Excess moisture (particularly in the air) encourages dust mites and cockroaches, and their droppings can cause asthma and allergic reactions in many people. What’s more, increased use of insecticides can cause allergic reactions, especially in young children.
Moisture can attack a home’s durability in many ways. For example, moisture in the air can become trapped in building structural assemblies, possibly leading to mold growth, rot, or insect infestation.
The best ways to prevent moisture flow problems will depend on the climate, type of insulation, and style of construction. New homes need a water-managed foundation. General guidelines that apply in most conditions include:
- Keep any untreated wood materials away from direct contact with earth.
- Install gutters and downspouts connected to a well-planned drainage system that diverts rainwater completely away from the home.
- Slope the earth away from all sides of the house for at least 5 feet at a 5% grade or more. Install drainage swales to help direct rainwater away from the house.

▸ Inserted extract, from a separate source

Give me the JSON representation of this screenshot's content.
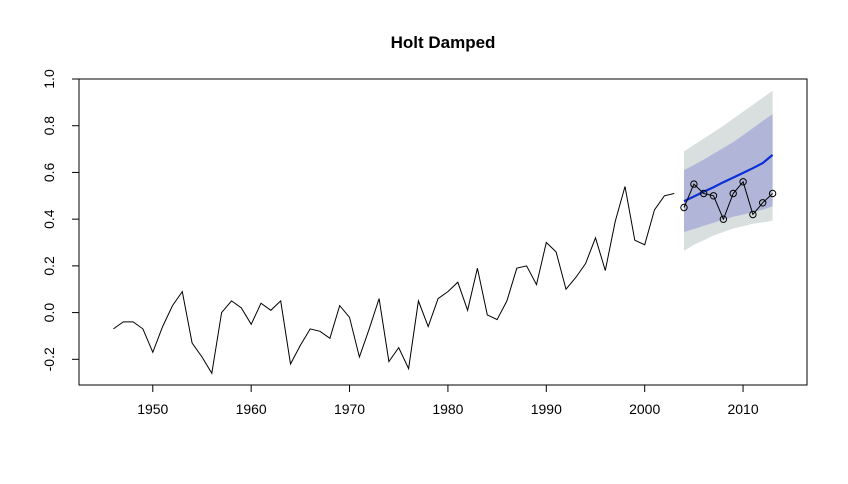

- Insert a gasket under the sill plate to provide air sealing.
- Place a protective membrane, such as rubberized roofing or ice-dam protection, between the foundation and the sill plate to serve as a capillary break and reduce wicking of water up from the masonry foundation wall. This layer can also serve as a termite shield on top of foam board insulation.
- Damp-proof all below-grade portions of the foundation wall and footing to stop the wall from absorbing ground moisture by capillary action.
- Put a continuous drainage plane over the damp-proofing or exterior insulation to divert water to the foundation drain and relieve hydrostatic pressure.
- Put a foundation drain directly below the drainage plane and beside (not on top of) the footing to prevent water from flowing against the seam between the footing and the foundation wall. Surround a perforated 4-inch plastic drainpipe with gravel and wrap the drain and pipe with filter fabric.
- Underneath the basement or on-grade slab floor, place a capillary break and vapor diffusion retarder (this should be a layer of 6- to 10-mil polyethylene) over at least 4 inches of gravel.